Un lancement “out today” et un positionnement clair : F2P, 3v3, cross-play
Wildlight annonce Highguard comme “now available” le 26 janvier 2026, en rappelant les trois piliers du projet : free-to-play, player-versus-player raid shooter, et cross-play confirmé. Sur le papier, c’est un pitch lisible : des sessions compétitives où deux équipes s’affrontent avec une forte dimension de prise de décision et de coordination.
L’aperçu officiel Xbox publié sur Xbox Wire insiste sur la même promesse et résume le concept comme un free-to-play 3v3 first-person raid shooter. Cette prise de parole “plateforme” donne un cadre : Highguard n’est pas un battle royale ni un simple arena shooter, mais une proposition centrée sur des objectifs de raid et une progression au fil du match.
Côté compatibilité, Highguard sort simultanément sur PS5, Xbox Series et PC (Steam). Le cross-play est mis en avant dès le lancement, et la cross-progression a également été confirmée dans les communications d’annonce, visant à éviter la fragmentation des communautés et à faciliter le passage d’une plateforme à l’autre.
Qu’est-ce qu’un “raid shooter” selon Wildlight ? Une boucle d’escalade
Le terme “raid shooter” peut prêter à confusion, surtout auprès d’un public habitué aux extraction shooters ou aux looters. Wildlight propose sa propre définition, centrée sur une boucle d’escalade plutôt que sur la simple élimination : on fortifie, on sort, on clash, puis on enchaîne des raids coordonnés jusqu’à la destruction de la base adverse.
Cette boucle, décrite dans un communiqué via une citation du cofondateur et game director Chad Grenier, sert d’intention de design : pousser les équipes à alterner défense et attaque, à prendre des risques au bon moment, et à construire un avantage qui se matérialise sur la base ennemie. En clair, l’objectif final n’est pas seulement d’être plus précis au tir, mais d’orchestrer une montée en puissance.

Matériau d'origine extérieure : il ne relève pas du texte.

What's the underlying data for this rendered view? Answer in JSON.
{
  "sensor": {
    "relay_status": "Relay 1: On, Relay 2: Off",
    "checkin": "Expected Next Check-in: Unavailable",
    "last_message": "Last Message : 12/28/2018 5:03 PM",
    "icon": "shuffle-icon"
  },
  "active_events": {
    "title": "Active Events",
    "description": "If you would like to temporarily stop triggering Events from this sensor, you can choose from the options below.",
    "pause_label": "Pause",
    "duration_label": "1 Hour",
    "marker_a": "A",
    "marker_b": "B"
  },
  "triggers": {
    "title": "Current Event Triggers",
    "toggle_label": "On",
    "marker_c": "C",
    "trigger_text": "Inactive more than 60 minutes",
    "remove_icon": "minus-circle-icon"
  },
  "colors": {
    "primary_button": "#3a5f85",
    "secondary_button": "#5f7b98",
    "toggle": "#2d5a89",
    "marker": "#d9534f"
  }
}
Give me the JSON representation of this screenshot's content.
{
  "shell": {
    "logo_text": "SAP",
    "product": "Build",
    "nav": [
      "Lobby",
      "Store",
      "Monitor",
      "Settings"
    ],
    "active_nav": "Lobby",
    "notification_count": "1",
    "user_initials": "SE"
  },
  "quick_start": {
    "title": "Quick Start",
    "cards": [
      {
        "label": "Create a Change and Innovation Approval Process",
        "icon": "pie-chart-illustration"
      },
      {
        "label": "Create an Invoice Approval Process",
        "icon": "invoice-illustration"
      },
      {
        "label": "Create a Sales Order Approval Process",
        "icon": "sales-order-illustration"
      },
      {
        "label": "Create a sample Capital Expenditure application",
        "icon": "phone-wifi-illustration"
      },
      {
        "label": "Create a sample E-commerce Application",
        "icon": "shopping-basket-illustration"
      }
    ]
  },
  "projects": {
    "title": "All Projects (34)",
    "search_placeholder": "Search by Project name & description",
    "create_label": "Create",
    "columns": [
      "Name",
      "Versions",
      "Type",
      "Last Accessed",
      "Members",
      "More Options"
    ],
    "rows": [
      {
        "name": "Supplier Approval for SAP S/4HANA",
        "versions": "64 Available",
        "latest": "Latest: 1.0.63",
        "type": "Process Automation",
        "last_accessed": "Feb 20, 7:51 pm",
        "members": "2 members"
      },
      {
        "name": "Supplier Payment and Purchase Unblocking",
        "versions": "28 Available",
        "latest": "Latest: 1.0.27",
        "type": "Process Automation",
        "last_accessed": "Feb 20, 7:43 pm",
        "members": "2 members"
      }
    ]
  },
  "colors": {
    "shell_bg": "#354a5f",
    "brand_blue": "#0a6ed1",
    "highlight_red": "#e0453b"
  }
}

Concrètement, le match repose sur une double contrainte : attaquer la base ennemie tout en protégeant la sienne, un point résumé sans détour par Gaming Nexus. On retrouve ainsi une structure “macro” proche de certains jeux d’objectifs, où les duels comptent, mais où la victoire dépend aussi d’une lecture du tempo, des rotations et de la coordination.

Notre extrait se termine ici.